12. Bölüm - Sevdiğim

1K 67 29
                                    

BAL GİBİ

12. BÖLÜM

Ilgaz solumda mutluluk sağımda öylece gittik güzel Lara yolunu. Allah'ım ben bu şehre gerçekten aşığım.. Bir yerde okumuştum. Antalya'da 365 günün 300'ü güneşli geçiyormuş. Düşünsenize kafadan 300 gün mutluluk! Tabii benim gibi güneşe aşıksanız!!

Yemin ederim mutsuz uyandığım sabahlarda pencereden sızan o küçücük güneş ışığı bile gülümsetmeye yetiyor beni. Ahh yaa ne masrafsız kızım. İki güneş görmeye bile mutlu oluyorum.
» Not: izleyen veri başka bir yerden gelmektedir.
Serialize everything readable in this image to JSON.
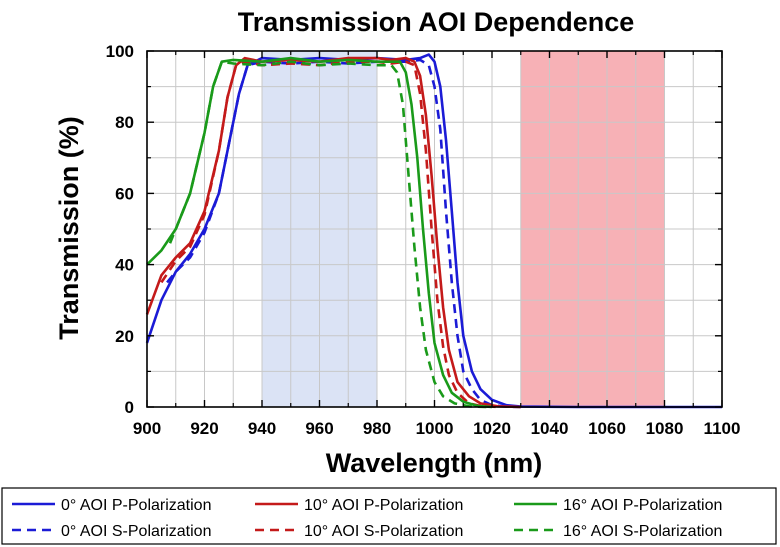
{
  "chart_data": {
    "type": "line",
    "title": "Transmission AOI Dependence",
    "xlabel": "Wavelength (nm)",
    "ylabel": "Transmission (%)",
    "xlim": [
      900,
      1100
    ],
    "ylim": [
      0,
      100
    ],
    "x_ticks": [
      "900",
      "920",
      "940",
      "960",
      "980",
      "1000",
      "1020",
      "1040",
      "1060",
      "1080",
      "1100"
    ],
    "y_ticks": [
      "0",
      "20",
      "40",
      "60",
      "80",
      "100"
    ],
    "grid": true,
    "legend_position": "bottom",
    "shaded_regions": [
      {
        "x_start": 940,
        "x_end": 980,
        "color": "#dbe3f5"
      },
      {
        "x_start": 1030,
        "x_end": 1080,
        "color": "#f7b1b6"
      }
    ],
    "series": [
      {
        "name": "0° AOI P-Polarization",
        "color": "#1b1bd6",
        "dash": "solid",
        "points": [
          [
            900,
            18
          ],
          [
            905,
            30
          ],
          [
            910,
            38
          ],
          [
            915,
            43
          ],
          [
            920,
            50
          ],
          [
            925,
            60
          ],
          [
            928,
            72
          ],
          [
            932,
            88
          ],
          [
            935,
            96
          ],
          [
            940,
            98
          ],
          [
            950,
            97.5
          ],
          [
            960,
            98
          ],
          [
            970,
            97.5
          ],
          [
            980,
            98
          ],
          [
            990,
            97.5
          ],
          [
            995,
            98
          ],
          [
            998,
            99
          ],
          [
            1000,
            97
          ],
          [
            1002,
            90
          ],
          [
            1004,
            75
          ],
          [
            1006,
            55
          ],
          [
            1008,
            35
          ],
          [
            1010,
            20
          ],
          [
            1013,
            10
          ],
          [
            1016,
            5
          ],
          [
            1020,
            2
          ],
          [
            1025,
            0.5
          ],
          [
            1030,
            0.1
          ],
          [
            1050,
            0
          ],
          [
            1100,
            0
          ]
        ]
      },
      {
        "name": "0° AOI S-Polarization",
        "color": "#1b1bd6",
        "dash": "dashed",
        "points": [
          [
            907,
            35
          ],
          [
            910,
            38
          ],
          [
            915,
            42
          ],
          [
            920,
            49
          ],
          [
            925,
            60
          ],
          [
            928,
            72
          ],
          [
            932,
            88
          ],
          [
            935,
            96
          ],
          [
            940,
            97
          ],
          [
            950,
            96.5
          ],
          [
            960,
            97
          ],
          [
            970,
            96.5
          ],
          [
            980,
            97
          ],
          [
            990,
            97
          ],
          [
            995,
            97.5
          ],
          [
            998,
            96
          ],
          [
            1000,
            90
          ],
          [
            1002,
            78
          ],
          [
            1004,
            55
          ],
          [
            1006,
            35
          ],
          [
            1008,
            20
          ],
          [
            1010,
            10
          ],
          [
            1013,
            5
          ],
          [
            1016,
            2
          ],
          [
            1020,
            0.5
          ],
          [
            1025,
            0.1
          ],
          [
            1030,
            0
          ]
        ]
      },
      {
        "name": "10° AOI P-Polarization",
        "color": "#c41a1a",
        "dash": "solid",
        "points": [
          [
            900,
            26
          ],
          [
            905,
            37
          ],
          [
            910,
            42
          ],
          [
            915,
            46
          ],
          [
            920,
            55
          ],
          [
            925,
            72
          ],
          [
            928,
            87
          ],
          [
            931,
            96
          ],
          [
            934,
            98
          ],
          [
            940,
            97
          ],
          [
            950,
            97.5
          ],
          [
            960,
            97
          ],
          [
            970,
            98
          ],
          [
            980,
            98
          ],
          [
            985,
            97.5
          ],
          [
            990,
            98
          ],
          [
            993,
            97
          ],
          [
            995,
            93
          ],
          [
            997,
            82
          ],
          [
            999,
            65
          ],
          [
            1001,
            45
          ],
          [
            1003,
            28
          ],
          [
            1005,
            16
          ],
          [
            1008,
            7
          ],
          [
            1012,
            3
          ],
          [
            1016,
            1
          ],
          [
            1022,
            0.2
          ],
          [
            1030,
            0
          ]
        ]
      },
      {
        "name": "10° AOI S-Polarization",
        "color": "#c41a1a",
        "dash": "dashed",
        "points": [
          [
            905,
            35
          ],
          [
            910,
            41
          ],
          [
            915,
            45
          ],
          [
            920,
            54
          ],
          [
            925,
            72
          ],
          [
            928,
            87
          ],
          [
            931,
            96
          ],
          [
            934,
            97
          ],
          [
            940,
            96
          ],
          [
            950,
            96.5
          ],
          [
            960,
            96
          ],
          [
            970,
            97
          ],
          [
            980,
            97
          ],
          [
            985,
            96.5
          ],
          [
            990,
            97
          ],
          [
            993,
            96
          ],
          [
            995,
            88
          ],
          [
            997,
            72
          ],
          [
            999,
            50
          ],
          [
            1001,
            30
          ],
          [
            1003,
            17
          ],
          [
            1005,
            9
          ],
          [
            1008,
            4
          ],
          [
            1012,
            1
          ],
          [
            1016,
            0.3
          ],
          [
            1022,
            0
          ]
        ]
      },
      {
        "name": "16° AOI P-Polarization",
        "color": "#1a9a1a",
        "dash": "solid",
        "points": [
          [
            900,
            40
          ],
          [
            905,
            44
          ],
          [
            910,
            50
          ],
          [
            915,
            60
          ],
          [
            920,
            77
          ],
          [
            923,
            90
          ],
          [
            926,
            97
          ],
          [
            930,
            97.5
          ],
          [
            940,
            97
          ],
          [
            950,
            98
          ],
          [
            960,
            97
          ],
          [
            970,
            97.5
          ],
          [
            980,
            97
          ],
          [
            985,
            97
          ],
          [
            988,
            97
          ],
          [
            990,
            94
          ],
          [
            992,
            85
          ],
          [
            994,
            70
          ],
          [
            996,
            50
          ],
          [
            998,
            32
          ],
          [
            1000,
            18
          ],
          [
            1003,
            9
          ],
          [
            1006,
            4
          ],
          [
            1010,
            1.5
          ],
          [
            1015,
            0.3
          ],
          [
            1020,
            0
          ]
        ]
      },
      {
        "name": "16° AOI S-Polarization",
        "color": "#1a9a1a",
        "dash": "dashed",
        "points": [
          [
            908,
            46
          ],
          [
            910,
            50
          ],
          [
            915,
            60
          ],
          [
            920,
            77
          ],
          [
            923,
            90
          ],
          [
            926,
            97
          ],
          [
            930,
            96.5
          ],
          [
            940,
            96
          ],
          [
            950,
            97
          ],
          [
            960,
            96
          ],
          [
            970,
            96.5
          ],
          [
            980,
            96
          ],
          [
            985,
            96
          ],
          [
            987,
            94
          ],
          [
            989,
            85
          ],
          [
            991,
            65
          ],
          [
            993,
            45
          ],
          [
            995,
            28
          ],
          [
            997,
            16
          ],
          [
            1000,
            7
          ],
          [
            1003,
            3
          ],
          [
            1007,
            1
          ],
          [
            1012,
            0.2
          ],
          [
            1018,
            0
          ]
        ]
      }
    ]
  }
}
Görünüz Ilgaz Bey görüünüüüzz.. Nerde bulcan böyle kızı başka ha ? Nankörsün oğlum sen nankör! Şimdiye senin bana deli divane aşık olman gerekirdi. Yüzümü görmeden bir gün bile geçiremiyor olman gerekirdi. Bana çoktan nikahı basmış olman ger-

Ayy!! Uçtun yine Balım Hanım acilen inişe bekleniyorsunuz! Bana da bak sen! Özgüven tavan olmuş he -heeyytt!! Acaba özgüvenim yüzümden mi böyle? Dışardan da mı böyle yansıtıyorum kendimi yoksa sadece iç sesime mi özel bir durum bu ? Yok yok kesin yansıtıyorum. Ilgaz da o yüzden aşık olmadı bana demek ki. İtici miyim lan ben! Nedir yani!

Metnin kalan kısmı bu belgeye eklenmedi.